Which fraction is more Can anyone help me prove why 
$$1-\left(\frac{x-10}{y}\right) \gt 1-\left(\frac{x}{y+10}\right)$$ 
when $y < x$.
I have no idea how to show this algebraically so i'd really like some guidance.
 A: Combine the fractions with the leading $1-$
$$1-\left(\frac{x-10}{y}\right) \stackrel{?}{\gt} 1-\left(\frac{x}{y+10}\right)
\\\left(\frac{y-x+10}{y}\right) \stackrel{?}{\gt} \left(\frac{y+10-x}{y+10}\right)$$
Now the numerators are the same.  We can see that there is no clear comparison between them.  
If $y-x+10 \gt 0$ and $y \gt 0$ the left will be larger because both are positive and the left denominator is smaller.  
If $y-x+10 \lt 0$ and $y \gt 0$ the left will be smaller because both are negative and the left denominator is smaller.  

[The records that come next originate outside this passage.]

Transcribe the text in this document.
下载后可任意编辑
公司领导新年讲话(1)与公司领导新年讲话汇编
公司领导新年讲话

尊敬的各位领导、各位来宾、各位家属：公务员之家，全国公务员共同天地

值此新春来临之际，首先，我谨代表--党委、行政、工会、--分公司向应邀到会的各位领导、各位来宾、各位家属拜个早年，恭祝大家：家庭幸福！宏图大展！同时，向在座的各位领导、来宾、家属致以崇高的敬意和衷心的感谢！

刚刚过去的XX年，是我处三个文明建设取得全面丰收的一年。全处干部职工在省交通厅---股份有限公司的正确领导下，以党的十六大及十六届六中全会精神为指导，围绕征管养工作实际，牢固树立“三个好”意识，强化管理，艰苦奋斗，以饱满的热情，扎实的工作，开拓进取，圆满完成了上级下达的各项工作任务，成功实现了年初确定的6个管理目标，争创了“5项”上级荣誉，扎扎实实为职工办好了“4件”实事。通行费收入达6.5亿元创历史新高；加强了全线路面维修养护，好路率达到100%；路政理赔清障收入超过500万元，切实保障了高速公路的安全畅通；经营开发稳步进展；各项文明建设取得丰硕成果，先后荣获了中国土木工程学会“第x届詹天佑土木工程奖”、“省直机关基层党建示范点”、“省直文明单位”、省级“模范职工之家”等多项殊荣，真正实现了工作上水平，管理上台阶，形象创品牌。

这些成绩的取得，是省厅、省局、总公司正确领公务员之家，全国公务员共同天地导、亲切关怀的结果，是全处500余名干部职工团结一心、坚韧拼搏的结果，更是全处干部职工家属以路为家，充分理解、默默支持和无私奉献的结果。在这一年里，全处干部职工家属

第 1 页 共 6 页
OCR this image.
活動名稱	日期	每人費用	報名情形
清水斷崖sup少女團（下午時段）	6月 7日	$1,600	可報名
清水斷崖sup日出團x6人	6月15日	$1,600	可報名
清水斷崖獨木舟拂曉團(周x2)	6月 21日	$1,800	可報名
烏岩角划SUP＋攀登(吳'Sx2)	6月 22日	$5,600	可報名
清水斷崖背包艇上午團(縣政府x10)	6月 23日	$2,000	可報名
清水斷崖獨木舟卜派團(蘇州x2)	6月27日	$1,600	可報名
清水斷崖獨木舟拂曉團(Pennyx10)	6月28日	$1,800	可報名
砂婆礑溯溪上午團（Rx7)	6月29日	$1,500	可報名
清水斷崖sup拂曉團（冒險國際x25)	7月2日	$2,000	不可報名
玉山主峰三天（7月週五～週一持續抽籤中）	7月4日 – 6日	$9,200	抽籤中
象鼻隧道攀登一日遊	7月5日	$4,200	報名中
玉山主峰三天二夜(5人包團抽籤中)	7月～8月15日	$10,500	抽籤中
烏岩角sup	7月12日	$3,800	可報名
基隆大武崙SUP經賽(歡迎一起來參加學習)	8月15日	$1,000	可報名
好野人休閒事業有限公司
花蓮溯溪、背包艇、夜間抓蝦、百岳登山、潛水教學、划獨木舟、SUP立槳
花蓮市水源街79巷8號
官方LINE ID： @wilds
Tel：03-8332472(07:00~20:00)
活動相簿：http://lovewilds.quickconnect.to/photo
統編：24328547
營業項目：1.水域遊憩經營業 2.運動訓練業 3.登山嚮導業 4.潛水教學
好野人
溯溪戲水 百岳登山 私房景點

And other cases depending on $y, y+10$.
A: We'll try $x=-11$ and $y=-7$. Now
$$-2=1−\frac{x−10}{y}> 1-\frac{x}{y+10}=\frac{14}{3}$$
So actually, your statement is false.
A: Simplifying the expressions, we get the equivalent inequality
$$
\frac{y-x+10}y\gt\frac{y+10-x}{y+10}
$$
This inequality is true if $y\not\in\{0,10,x-10\}$ and one and only one of the following are true
$$
\begin{array}{rcl}
\small{\text{1.}}&x\lt y+10&\text{both numerators are positive}\\
\text{2.}&-10\lt y\lt0&\text{denominators have different signs}
\end{array}
$$
Unfortunately, there are many values of $(x,y)$ in which neither is true, e.g. $(12,1)$, and many in which both are true, e.g. $(1,-1)$. Therefore, without some other restriction on $(x,y)$, the inequality is not true in general.